On peut considérer que je suis hors-la-loi devant l’arrêté préfectoral [sur la flavescence dorée] » reconnaît, non sans une certaine fierté, le vigneron Alain Déjean (domaine Rousset Peyraguey). Convoqué ce 7 septembre à la mairie de Fargues pour faire le point avec les services préfectoraux, il a martelé son refus d’arracher une parcelle, considérée par le GDON du Sauternais comme atteinte à plus de 20 % par la flavescence dorée. Pour Alain Déjean, ces vignes sont juste déséqulibrées microbiologiquement (à la suite d’un manque d’eau).
« Je ne suis pas un fou, je suis sûr à 50-60 % qu’il n’y a pas de phytoplasme.

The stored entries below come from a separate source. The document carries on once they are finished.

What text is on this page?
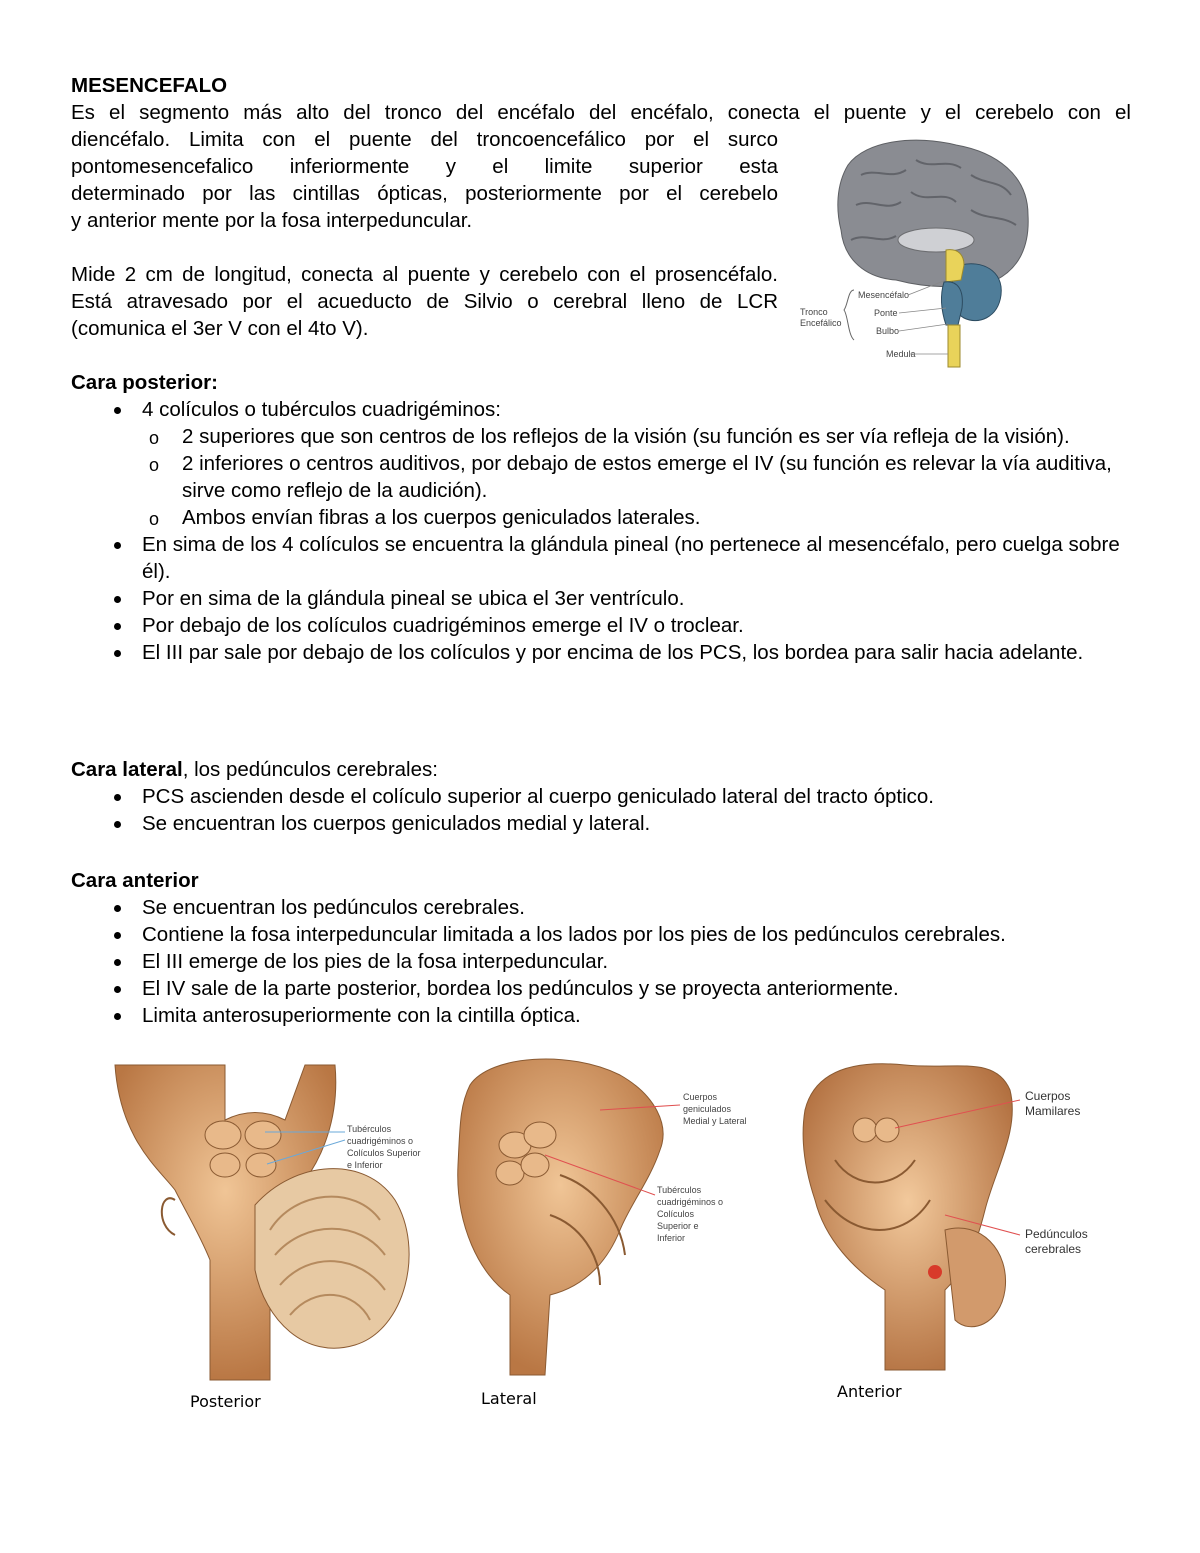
MESENCEFALO
Es el segmento más alto del tronco del encéfalo del encéfalo, conecta el puente y el cerebelo con el
diencéfalo. Limita con el puente del troncoencefálico por el surco
pontomesencefalico inferiormente y el limite superior esta
determinado por las cintillas ópticas, posteriormente por el cerebelo
y anterior mente por la fosa interpeduncular.
Mide 2 cm de longitud, conecta al puente y cerebelo con el prosencéfalo. Está atravesado por el acueducto de Silvio o cerebral lleno de LCR (comunica el 3er V con el 4to V).
Tronco
Encefálico
Mesencéfalo
Ponte
Bulbo
Medula
Cara posterior:
4 colículos o tubérculos cuadrigéminos:
o 2 superiores que son centros de los reflejos de la visión (su función es ser vía refleja de la visión).
o 2 inferiores o centros auditivos, por debajo de estos emerge el IV (su función es relevar la vía auditiva, sirve como reflejo de la audición).
o Ambos envían fibras a los cuerpos geniculados laterales.
En sima de los 4 colículos se encuentra la glándula pineal (no pertenece al mesencéfalo, pero cuelga sobre él).
Por en sima de la glándula pineal se ubica el 3er ventrículo.
Por debajo de los colículos cuadrigéminos emerge el IV o troclear.
El III par sale por debajo de los colículos y por encima de los PCS, los bordea para salir hacia adelante.
Cara lateral, los pedúnculos cerebrales:
PCS ascienden desde el colículo superior al cuerpo geniculado lateral del tracto óptico.
Se encuentran los cuerpos geniculados medial y lateral.
Cara anterior
Se encuentran los pedúnculos cerebrales.
Contiene la fosa interpeduncular limitada a los lados por los pies de los pedúnculos cerebrales.
El III emerge de los pies de la fosa interpeduncular.
El IV sale de la parte posterior, bordea los pedúnculos y se proyecta anteriormente.
Limita anterosuperiormente con la cintilla óptica.
Tubérculos
cuadrigéminos o
Colículos Superior
e Inferior
Posterior
Cuerpos
geniculados
Medial y Lateral
Tubérculos
cuadrigéminos o
Colículos
Superior e
Inferior
Lateral
Cuerpos
Mamilares
Pedúnculos
cerebrales
Anterior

La parcelle demande du temps, et je peux démontrer qu’il y a des solutions alternatives. Mais on ne permet pas aux paysans de les mettre en place » clame-t-il, drapant de manière répétée son opposition dans le rejet des insecticides et autres traitements d’éradication.
Se voyant comme un nouvel Emmanuel Giboulot, le vigneron girondin est cependant dans une situation bien différente du symbole bourguignon contre les traitements insecticides systématiques. En 2014, Emmanuel Giboulot avait en effet été poursuivi en Bourgogne pour ne pas avoir réalisé de traitements obligatoires (sur un département alors indemne). Alors que pour Alain Déjean, le GDON des Graves et du Sauternais a tagué l’an dernier 280 ceps suspects sur l’une de ses parcelles, de 800 pieds, sur la commune de Fargues. Le protocole d’analyse a confirmé la présence du phytoplasme de la flavescence dorée, avec un taux de contamination supérieur à 20 % impliquant un arrachage de toute la parcelle, maladie de quarantaine oblige.
Alain Déjean a décidé de ne pas arracher ses vignes, et de ne pas respecter l’arrêté préfectoral en vigueur, étant convaincu qu’il n’y a pas de preuve établie sur la contamination de sa parcelle. A l’entendre, les analyses présentées n’ont pas pu être reliées à un cep en particulier. « Quand on attaque officiellement quelqu’un, avec le tampon bleu-blanc-rouge, on arrive avec des analyses » lance Alain Déjean.
Au terme de la réunion du 7 septembre, une solution a été trouvée, qui devrait donner l’occasion à Alain Déjean de démontrer la pertinence de son approche alternative des équilibres. « On a signé un constat, avec l’engagement de sa part à réaliser des analyses cartographiées, pied par pied, à ses frais*. Et à arracher tous les pieds infectés. Un protocole doit être signé pour ce 21 septembre » rapporte Xavier Planty, le président du syndicat viticole de Sauternes et du GDON local, qui prenait part à la réunion.


Jusque-là considéré comme un sympathique hurluberlu par ses camarades vignerons, Alain Dejean déclenche désormais des réactions lassées, voire exaspérées. « Il a ses convictions, ce qui est peut être enrichissant. Mais dans ce cas, il faudrait lui donner une gifle : je plains les châteaux dont les vignes touchent les siennes… » confie un vigneron de la commune de Fargues.
Zone particulièrement contaminée par la flavescence dorée, le Sauternais n’apprécie pas le risque collectif encouru à cause de convictions individuelles. D’autant plus que le vignoble bordelais se flatte d’avoir mis en place des dispositifs dérogatoires réduisant les traitements obligatoires aux seules zones où la présence du phytoplasme est avérée (depuis cette année).
« Globalement, tout le monde est d’accord pour arracher les pieds contaminés sans se poser de question, afin de retirer l’inoculum et réduire les traitements obligatoires » conclut Catherine Bastiat, la directrice du GDON du Sauternais et de Graves, qui précise que sur la commune de Fargues, 80 % des traitements obligatoires ont pu être évités.
* : Le GDON du Sauternais pourrait financer une partie de ces frais, ainsi que l’association Générations Futures (qui soutient Alain Déjean dans sa procédure).